Linux magic wand - was Re: [Beowulf] Re: "hobbyists"

Lawrence Stewart larry.stewart at
Tue Jun 24 21:11:06 EDT 2008

Mark Hahn wrote:
> so the question is, if you had a magic wand, what would you change in 
> the kernel (or perhaps libc or other support libs, etc)?  most of the 
> things I can think of are not clear-cut.  I'd like to be able to give 
> better info from perf counters to our users (but I don't think Linux 
> is really in the way).  I suspect we lose some performance due to jitter
> injected by the OS (and/or our own monitoring) and would like to improve,
> but again, it's hard to blame Linux.  I'd love to have better options 
> for cluster-aware filesystems.  kernel-assisted network shared memory?
> _______________________________________________
There's a good rant to be written for Usenix or the Ottowa Linux 
Symposium I suspect.

VM - 4096 is small now.  In 1976 a page was 512 bytes.  It moved to 4096 
in the mid '90s?  I forget.
Since then computers and memory bandwidths are much bigger and faster.  
The telling point for me was that I took
a look at a running system and there were only a couple of <hundred> VM 
areas in service, so page breakage
amounts to almost nothing.  We run with 64K pages and plan to experiment 
with much larger ones.

One could argue about thread stacks, but I think that threads and HPC 
don't mix well, so there won't be that
many.  I am aware of the great debate about the right way to program 
high core-count nodes, but I
doubt that more threads than processors is the right answer.

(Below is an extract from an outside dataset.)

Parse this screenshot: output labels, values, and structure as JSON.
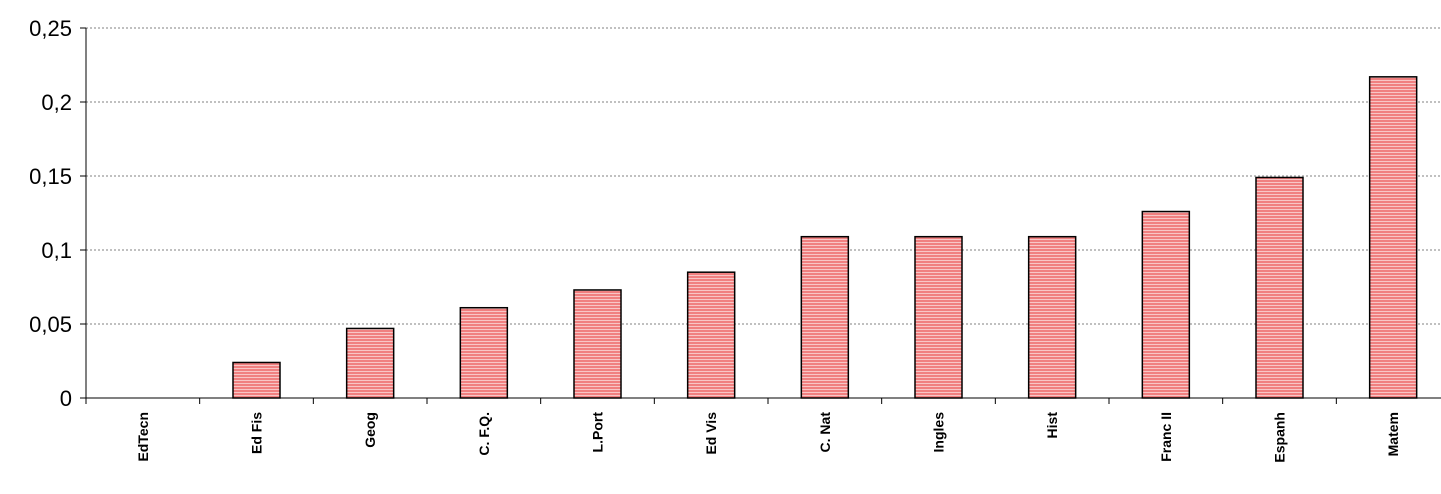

Linux also has pretty poor mechanisms for keeping physical memory 
contiguous, the slabs tend to
get fragmented, which is why the big page stuff and things like 
bigphysarea get preallocated.  There's
no good reason why you couldn't compact memory on the fly.

The VM system is also in the way of OS bypass RDMA NICs - you either get 
large kernel patches
like Quadrics to let virtual RDMA work, or you get pinning and 
registration and other performance
sapping cruft.  The new external-pager stuff may help a lot here, I 
haven't looked at it yet.

I/O system

The block device layer has 512 byte sectors wired in, and is solely 
useful for devices that you own
exclusively.   You've got queueing going on at multiple levels, I think 
because the architecture has
assumptions about cpu/disk performance ratios baked in.  And the 
segments of a bio have to complete
in order, what's that about?  A little one we ran into here is that the 
block I/O system doesn't know
if an I/O is to satisfy an I stream page fault or a D stream page 
fault.  Consequently if your L1 Icache
is not coherent (and few are) you have to flush it on all read 
completions.  A little book keeping would
solve that. (I hope I am wrong about this one!)

File systems

Agree complelely about cluster aware FS.  We struggle with the Lustre 
patch sets, which may be an
extreme case.

Performance stuff

We are big users of the PAPI infrastructure, which is pretty good, but 
once you step off that train you
have to deal with things like sysfs.  So we're trying to read hardware 
counters without undue disturbance
to running HPC applications, and the advice of Linux is to make a system 
call for each value, converted to
ascii.  This makes sense for slow admin stuff but not for performance 
data.  At least it isn't XML.

Runtime system

I tend towards thinking we would be better off without shared 
libraries.  Memory is big, programs are
generally small.  There is a lot of complexity here, to which I am 
allergic.  To the extent that shared
libraries make the program slower (due to separate segments for library 
data, for example), lets
get rid of them.  Two arguments in favor are when the library is 
implementing a system service
chosen by the admin, rather than the programmer (PAM modules), and there 
is this talk about
MPI ABIs, so applications can use alternate packages without relinking.  
I think that is a bad idea
too, but it is off-topic.

OS noise

This becomes a big issue in large systems.  There's way too much stuff 
running in linux, each piece
separately designed, each thread with its own notions of timing and 
periodic wakeups.  Maybe the OS
should run on a separate node altogether, and you communicate with it 
via RDMA.   All that is
left behind is maybe memory management.